# OCH Benchmarks

In [None]:
import math
import time
import numpy as np
import random
import tensorflow as tf
import matplotlib.pyplot as plt
from och import OCH

In [None]:
plt.rcParams["font.family"] = "serif"
plt.rcParams["mathtext.fontset"] = "dejavuserif"
plt.rcParams["figure.figsize"] = (8, 6)
plt.rcParams["font.size"] = 15
plt.rcParams["figure.titlesize"] = 25
plt.rcParams["axes.labelsize"] = 20
plt.rcParams["xtick.labelsize"] = 15
plt.rcParams["ytick.labelsize"] = 15
plt.rcParams["legend.fontsize"] = 13
plt.rcParams["lines.linewidth"] = 2

In [None]:
iter_no = 100
params = {'k': 5, 'l': 5.0, 's': 1.0, 'dim': 100, 'hash_no': 3}

color = "tab:red"
guide_linestyle=(0, (1, 1))

## Throughput Saturation by Cache

In [None]:
dims, x_0_no, x_1_no = [10 ** 2, 10 ** 6], 300, 10
och1 = OCH(params['k'], params['l'], params['s'], dims, params['hash_no'])
och2 = OCH(params['k'], params['l'], params['s'], dims, params['hash_no'], cache_no=[0, 0])
x_0s = [tf.random.normal(shape=[dims[0]]) for _ in range(x_0_no)]
x_1s = [tf.random.normal(shape=[dims[1]]) for _ in range(x_1_no)]
xs = [[x_0, x_1s[random.randrange(len(x_1s))]] for x_0 in x_0s]

runtimes1, runtimes2 = [], []
for x in xs:
    time1 = time.time()
    och1.update(x)
    time2 = time.time()
    och2.update(x)
    time3 = time.time()
    runtimes1.append(time2 - time1)
    runtimes2.append(time3 - time2)

fig, ax = plt.subplots(nrows=1, ncols=1, figsize=(8, 6))
ax.set_xlabel("data timestamp")
ax.set_ylabel("runtime (ms)")
ax.set_xlim(0, x_0_no)
ax.plot(list(range(len(runtimes1))), [runtime1 * 10 ** 3 for runtime1 in runtimes1], color=color, label="with cache")
ax.plot(list(range(len(runtimes2))), [runtime2 * 10 ** 3 for runtime2 in runtimes2], color="tab:blue", label="without cache")
ax.legend(edgecolor='black', fancybox=False)
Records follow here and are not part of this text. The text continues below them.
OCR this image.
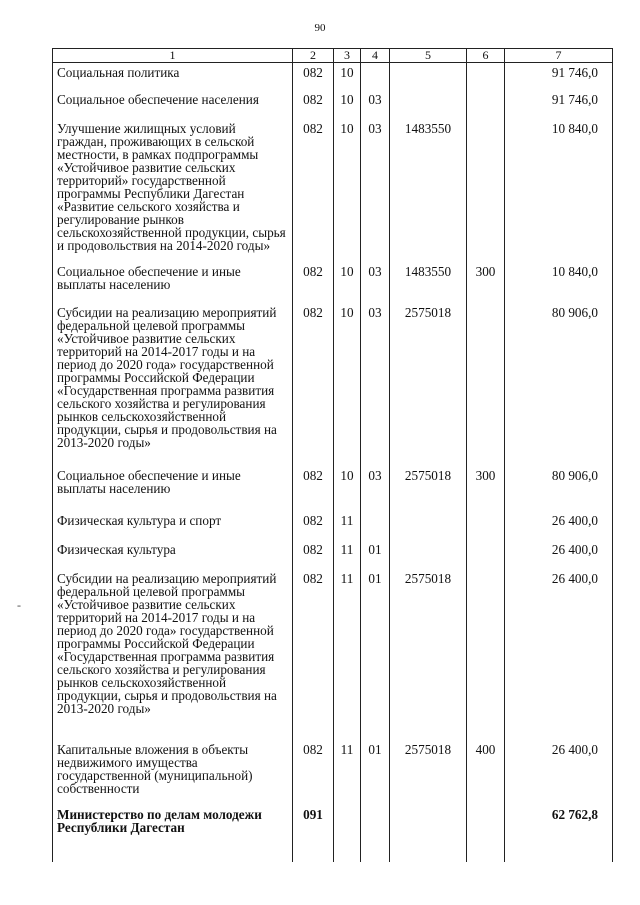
90
-
1	2	3	4	5	6	7
Социальная политика	082	10				91 746,0
Социальное обеспечение населения	082	10	03			91 746,0
Улучшение жилищных условий граждан, проживающих в сельской местности, в рамках подпрограммы «Устойчивое развитие сельских территорий» государственной программы Республики Дагестан «Развитие сельского хозяйства и регулирование рынков сельскохозяйственной продукции, сырья и продовольствия на 2014-2020 годы»	082	10	03	1483550		10 840,0
Социальное обеспечение и иные выплаты населению	082	10	03	1483550	300	10 840,0
Субсидии на реализацию мероприятий федеральной целевой программы «Устойчивое развитие сельских территорий на 2014-2017 годы и на период до 2020 года» государственной программы Российской Федерации «Государственная программа развития сельского хозяйства и регулирования рынков сельскохозяйственной продукции, сырья и продовольствия на 2013-2020 годы»	082	10	03	2575018		80 906,0
Социальное обеспечение и иные выплаты населению	082	10	03	2575018	300	80 906,0
Физическая культура и спорт	082	11				26 400,0
Физическая культура	082	11	01			26 400,0
Субсидии на реализацию мероприятий федеральной целевой программы «Устойчивое развитие сельских территорий на 2014-2017 годы и на период до 2020 года» государственной программы Российской Федерации «Государственная программа развития сельского хозяйства и регулирования рынков сельскохозяйственной продукции, сырья и продовольствия на 2013-2020 годы»	082	11	01	2575018		26 400,0
Капитальные вложения в объекты недвижимого имущества государственной (муниципальной) собственности	082	11	01	2575018	400	26 400,0
Министерство по делам молодежи Республики Дагестан	091					62 762,8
## Throughput for Hyperparameters

### Throughput for dimension

In [None]:
dim_start, dim_end, dim_no = 1, 10 ** 6, 10
dims = np.logspace(math.log(dim_start, 10), math.log(dim_end, 10), dim_no, dtype=np.int32)

runtimes = []
for dim in dims:
    och = OCH(params['k'], params['l'], params['s'], [dim], params['hash_no'])
    xs = [[tf.random.normal(shape=[dim])] for _ in range(iter_no)]
    _runtimes = []
    for x in xs:
        time1 = time.time()
        och.update(x)
        time2 = time.time()
        _runtimes.append(time2 - time1)
    runtimes.append((dim, np.mean(_runtimes)))

fig, ax = plt.subplots(nrows=1, ncols=1, figsize=(8, 6))
ax.set_xlabel("dimension")
ax.set_ylabel("runtime (ms)")
ax.set_xlim(0, max([dim for dim, mean in runtimes]))
ax.ticklabel_format(style='sci', axis='x', scilimits=(0,0))
ax.axhline(runtimes[0][1] * 10 ** 3, ls=guide_linestyle, color="black")
ax.plot([dim for dim, mean in runtimes], [mean * 10 ** 3 for dim, mean in runtimes], color=color, marker='o')

### Throughput for hash number

In [None]:
hn_start, hn_end, hn_by = 1, 10, 1
hns = list(range(hn_start, hn_end, hn_by))

runtimes = []
for hn in hns:
    och = OCH(params['k'], params['l'], params['s'], [params['dim']], hn)
    xs = [[tf.random.normal(shape=[params['dim']])] for _ in range(iter_no)]
    _runtimes = []
    for x in xs:
        time1 = time.time()
        och.update(x)
        time2 = time.time()
        _runtimes.append(time2 - time1)
    runtimes.append((hn, np.mean(_runtimes)))

fig, ax = plt.subplots(nrows=1, ncols=1, figsize=(8, 6))
ax.set_xlabel("hash number")
ax.set_ylabel("runtime (ms)")
ax.plot([hn for hn, mean in runtimes], [mean * 10 ** 3 for hn, mean in runtimes], color=color, marker='o')